Satterfield, 43, has more than 20 years of teaching experience. She is employed by ARIN Intermediate Unit 28's Center for Education to teach adult basic education skills and to prepare inmates to take the GED tests. She works under the direction of the Armstrong School District for inmates earning their high school diplomas.
The classroom where she teaches the two-hour session each Tuesday has a dry erase board and several rows of desks. But unlike most classrooms, this one locks from the outside and is monitored by jail guards and cameras. There is no Internet access available. She teaches male inmates in a similar classroom in another part of the jail every Thursday.
Satterfield used a computerized tablet Tuesday to show female students how to navigate through a Microsoft Word document in preparation for the test.

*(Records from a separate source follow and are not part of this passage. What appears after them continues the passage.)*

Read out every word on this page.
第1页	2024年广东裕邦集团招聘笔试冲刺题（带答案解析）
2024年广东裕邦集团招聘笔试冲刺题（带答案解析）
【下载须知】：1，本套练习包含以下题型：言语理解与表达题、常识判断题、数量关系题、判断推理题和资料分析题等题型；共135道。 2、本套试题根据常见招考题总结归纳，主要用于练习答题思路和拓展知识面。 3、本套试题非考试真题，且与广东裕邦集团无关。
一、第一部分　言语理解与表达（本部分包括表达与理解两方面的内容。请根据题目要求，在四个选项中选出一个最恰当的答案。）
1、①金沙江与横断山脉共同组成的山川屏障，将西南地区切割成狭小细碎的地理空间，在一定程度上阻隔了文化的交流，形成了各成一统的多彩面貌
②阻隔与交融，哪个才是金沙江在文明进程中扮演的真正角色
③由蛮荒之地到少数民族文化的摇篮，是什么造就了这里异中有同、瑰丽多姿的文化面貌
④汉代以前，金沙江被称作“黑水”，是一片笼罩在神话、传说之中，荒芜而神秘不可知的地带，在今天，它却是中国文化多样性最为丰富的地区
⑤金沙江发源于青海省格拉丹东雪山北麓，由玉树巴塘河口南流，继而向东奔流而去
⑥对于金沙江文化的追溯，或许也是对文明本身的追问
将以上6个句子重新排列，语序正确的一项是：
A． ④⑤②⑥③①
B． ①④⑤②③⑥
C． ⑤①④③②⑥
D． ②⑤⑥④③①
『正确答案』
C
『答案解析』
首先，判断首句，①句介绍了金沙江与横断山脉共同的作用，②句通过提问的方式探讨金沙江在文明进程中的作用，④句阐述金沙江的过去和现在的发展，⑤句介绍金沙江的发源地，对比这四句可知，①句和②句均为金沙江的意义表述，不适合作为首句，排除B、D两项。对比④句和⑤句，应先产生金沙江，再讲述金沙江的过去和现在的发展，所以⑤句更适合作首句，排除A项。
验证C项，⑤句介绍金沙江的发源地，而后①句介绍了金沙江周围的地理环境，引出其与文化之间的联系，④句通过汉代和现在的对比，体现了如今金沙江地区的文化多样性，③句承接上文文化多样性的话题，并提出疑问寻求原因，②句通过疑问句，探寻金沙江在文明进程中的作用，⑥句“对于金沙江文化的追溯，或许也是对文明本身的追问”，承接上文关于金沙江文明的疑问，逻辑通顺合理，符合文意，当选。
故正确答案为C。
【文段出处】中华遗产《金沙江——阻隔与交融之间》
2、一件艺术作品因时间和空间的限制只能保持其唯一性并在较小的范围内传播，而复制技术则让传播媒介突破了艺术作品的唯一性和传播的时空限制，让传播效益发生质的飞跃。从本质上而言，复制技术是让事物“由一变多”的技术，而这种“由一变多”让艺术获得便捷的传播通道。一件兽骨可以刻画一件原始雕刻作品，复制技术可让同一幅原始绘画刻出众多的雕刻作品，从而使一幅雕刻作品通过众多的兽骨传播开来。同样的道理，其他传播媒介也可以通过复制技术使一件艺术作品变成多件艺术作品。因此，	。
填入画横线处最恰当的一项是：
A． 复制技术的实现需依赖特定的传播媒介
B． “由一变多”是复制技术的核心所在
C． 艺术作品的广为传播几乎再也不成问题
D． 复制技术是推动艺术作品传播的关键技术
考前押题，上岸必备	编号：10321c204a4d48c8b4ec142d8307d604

Cora McElravy, 23, sat at the desk beside Duncan and quietly listened to Satterfield's instruction. She doesn't need the GED preparation since she earned her high school diploma and attended two years of college. But she faithfully attends every class Satterfield teaches, hoping to keep her mind sharp so she can enroll in college again once she is out.
"I like math," McElravy said. "I help a lot of people with math back at the pod."
Satterfield smiled as she commended McElravy for her dedication and for encouraging other inmates to come to class.
Both McElravy and Duncan are in jail on drug-related charges and do not have a release date yet.
Satterfield gets plenty of respect in the classroom and reflects it back to her students. She said she would rather not know why they ended up in jail.
"I know my students are in here for a reason but I never ask why," she said. "I'm here to help them, not judge them for what they've done.
"This is where I'm meant to be. It has been the most amazing job ever, because they truly, truly appreciate this opportunity. A lot of people have given up on them, but I won't. When they get out, they can be a productive member of society."